Morris spoke with Healio about his hopes for the study and what the results could mean for future indications of adjuvant chemotherapy.
Question: What do you hope to learn as far as predicting the efficacy of adjuvant chemotherapy following resection among these patients with colon cancer?
Answer: Recommendations in the NCCN Guidelines for Colon Cancer list observation, single-agent fluorouracil and FOLFOX as acceptable adjuvant treatment options for patients with stage II colon cancer. There currently is no predictive biomarker for patients with stage II colon cancer that definitively guides clinicians in distinguishing those at high risk for recurrence, who would benefit from adjuvant chemotherapy, from those at low risk for recurrence, who should not experience the otherwise unnecessary toxicity of chemotherapy. Although ctDNA has shown prognostic importance in distinguishing the likelihood of recurrence for patients with resected colon cancer, we hope to provide level one evidence that ctDNA status can serve as a beneficial predictive biomarker that can help guide the decision-making process for oncologists when considering adjuvant chemotherapy for stage II colon cancer.
Q: Will the fact that this population has low-risk disease that would otherwise not warrant adjuvant chemotherapy influence how well they do with this treatment?

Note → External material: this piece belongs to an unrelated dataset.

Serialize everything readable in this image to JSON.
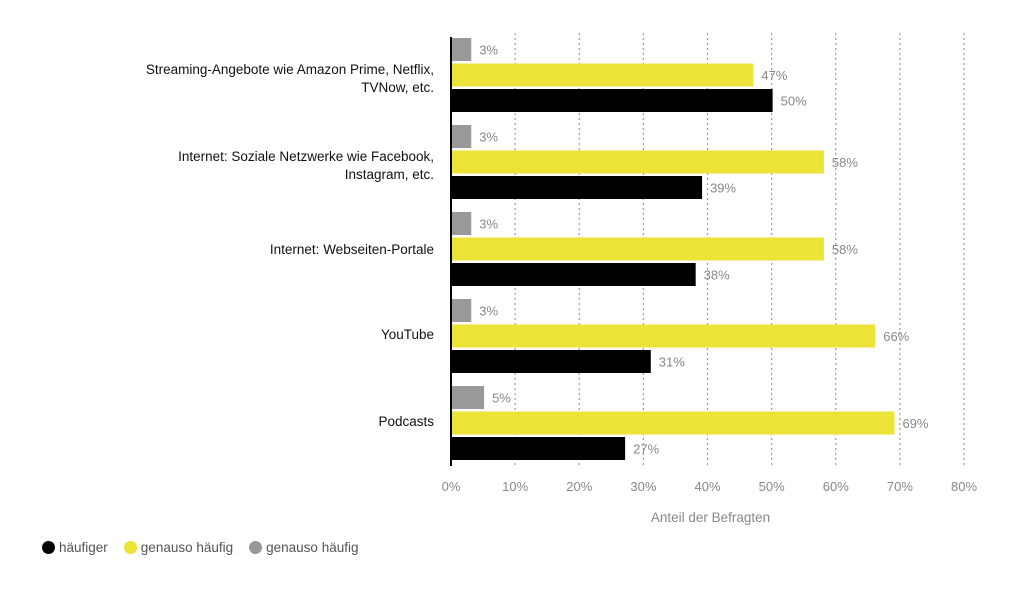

A: We deliberately chose a population of patients with stage IIA colon cancer who would not receive adjuvant chemotherapy under current practice patterns in order to eliminate the possibility that standard therapies otherwise would be withheld from these patients. The study design was discussed carefully with patient advocates and bioethicists, who agreed that the concept of equipoise was being upheld.
Q: How do you hope to use the information you glean from this trial in clinical practice?
A: This is the first prospective study supported by the NCI for any solid tumor that seeks to investigate ctDNA as a predictive biomarker for adjuvant chemotherapy following definitive resection. We hope to demonstrate utility with this approach, which could then refine further the indications for adjuvant chemotherapy in stage II colon cancer.
Q: Do you think ctDNA testing is on its way to becoming standard practice for guiding treatment of patients with resected colon cancer?
A: Our understanding is that CMS/Medicare does not plan to cover this technology until there is level one evidence for its use as a predictive biomarker. Although there have been other prognostic assays in the past for patients with stage II colon cancer, none has distinguished which patients do or do not benefit from adjuvant chemotherapy. It is our hope that this trial will change that.
Q: What is unique about the LUNAR-1 assay, which will be used for this trial, and how do you expect it to increase sensitivity in detecting residual disease?
A: In addition to capturing somatic mutation information, the LUNAR-1 assay (Guardant Health) is also able to identify colorectal cancer-specific methylation patterns. Given that patients with minimal residual disease will have very low tumor burden after surgery, the ability to uncover both genomic and epigenetic features of these tumors will help to improve the needed sensitivity for assay performance. – By Jennifer Byrne
For more information:
Van K. Morris, MD, can be reached at 1400 Holcombe Blvd. #463, Houston, TX 77030.
Disclosure: Morris reports an advisory board role with Array Biopharma/Pfizer and a data safety monitoring board role with Incyte, as well as research support from Array Biopharma/Pfizer, AstraZeneca, Bristol-Myers Squibb, EMD Serono and Immatics.